Updated

BEIJING -- They take their quarantines very, very seriously in China. They don't even allow phone calls.

The mayor of New Orleans, Ray Nagin, is under lockdown in a suburban Shanghai hotel after a passenger on his flight from the U.S. exhibited symptoms of swine flu -- and now his Chinese hosts are screening his calls "to keep him safe."

Nagin and his wife Seletha have been in quarantine since Sunday, along with a member of the mayor's executive protection team, after they had the misfortune of sitting within a few rows of a French student now confirmed ill with the A-H1N1 virus on their flight from the U.S.

Officials at the hotel where Nagin is quarantined, the Jinjiang Inn in Shanghai's Nanhui district, have refused even to pass on telephone messages without the permission of the city's Disease Control and Prevention Office.
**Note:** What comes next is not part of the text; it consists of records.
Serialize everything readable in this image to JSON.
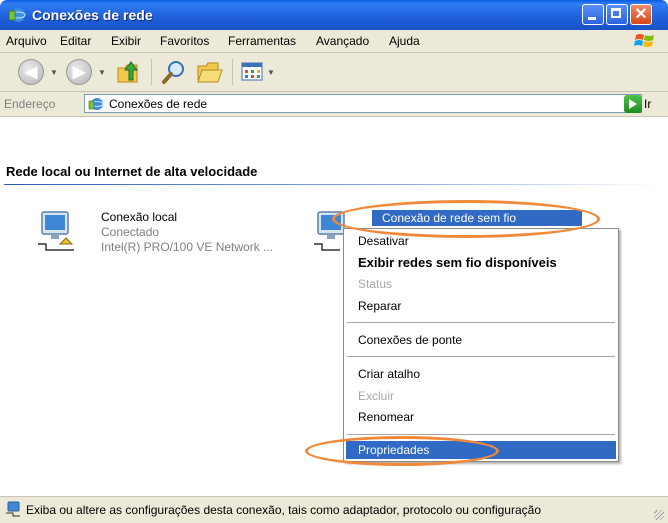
{
  "window": {
    "title": "Conexões de rede"
  },
  "menu": {
    "items": [
      "Arquivo",
      "Editar",
      "Exibir",
      "Favoritos",
      "Ferramentas",
      "Avançado",
      "Ajuda"
    ]
  },
  "toolbar": {
    "buttons": [
      "back-icon",
      "forward-icon",
      "up-folder-icon",
      "search-icon",
      "folders-icon",
      "views-icon"
    ]
  },
  "address": {
    "label": "Endereço",
    "value": "Conexões de rede",
    "go_label": "Ir"
  },
  "content": {
    "group_header": "Rede local ou Internet de alta velocidade",
    "connections": [
      {
        "name": "Conexão local",
        "status": "Conectado",
        "device": "Intel(R) PRO/100 VE Network ..."
      },
      {
        "name": "Conexão de rede sem fio"
      }
    ]
  },
  "context_menu": {
    "items": [
      {
        "label": "Desativar"
      },
      {
        "label": "Exibir redes sem fio disponíveis",
        "bold": true
      },
      {
        "label": "Status",
        "disabled": true
      },
      {
        "label": "Reparar"
      },
      {
        "label": "Conexões de ponte"
      },
      {
        "label": "Criar atalho"
      },
      {
        "label": "Excluir",
        "disabled": true
      },
      {
        "label": "Renomear"
      },
      {
        "label": "Propriedades",
        "highlighted": true
      }
    ]
  },
  "statusbar": {
    "text": "Exiba ou altere as configurações desta conexão, tais como adaptador, protocolo ou configuração"
  },
  "colors": {
    "titlebar": "#1f61dc",
    "selection": "#316ac5",
    "annotation": "#f08a3a",
    "chrome": "#ece9d8"
  }
}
They, in turn, handed requests over to the municipal foreign affairs department, which yesterday claimed no knowledge of the case.

"We have to keep him safe," said a woman who said she was acting as a translator at the hotel.

Ceeon D. Quiett, Nagin's director of communications, said in a statement Sunday that the three were symptom-free and "being treated with utmost courtesy by Chinese officials." But she couldn't say how long they'll be forced to stay in the hotel, which is a designated city quarantine site. Quarantine measures in China typically last seven days.

Nagin had planned several days of trade-related meetings in China followed by a flight to Sydney, Australia, where he is to give a speech on climate change at a university summit.

China now has 80 confirmed cases of swine flu, including 10 in Shanghai. An Associated Press reporter was quarantined in the same hotel last month after his flight made a brief stopover in Mexico. Will Weissert described ample if greasy food, twice-daily temperature checks, limited English-language television and considerable boredom, which he said was his biggest inconvenience.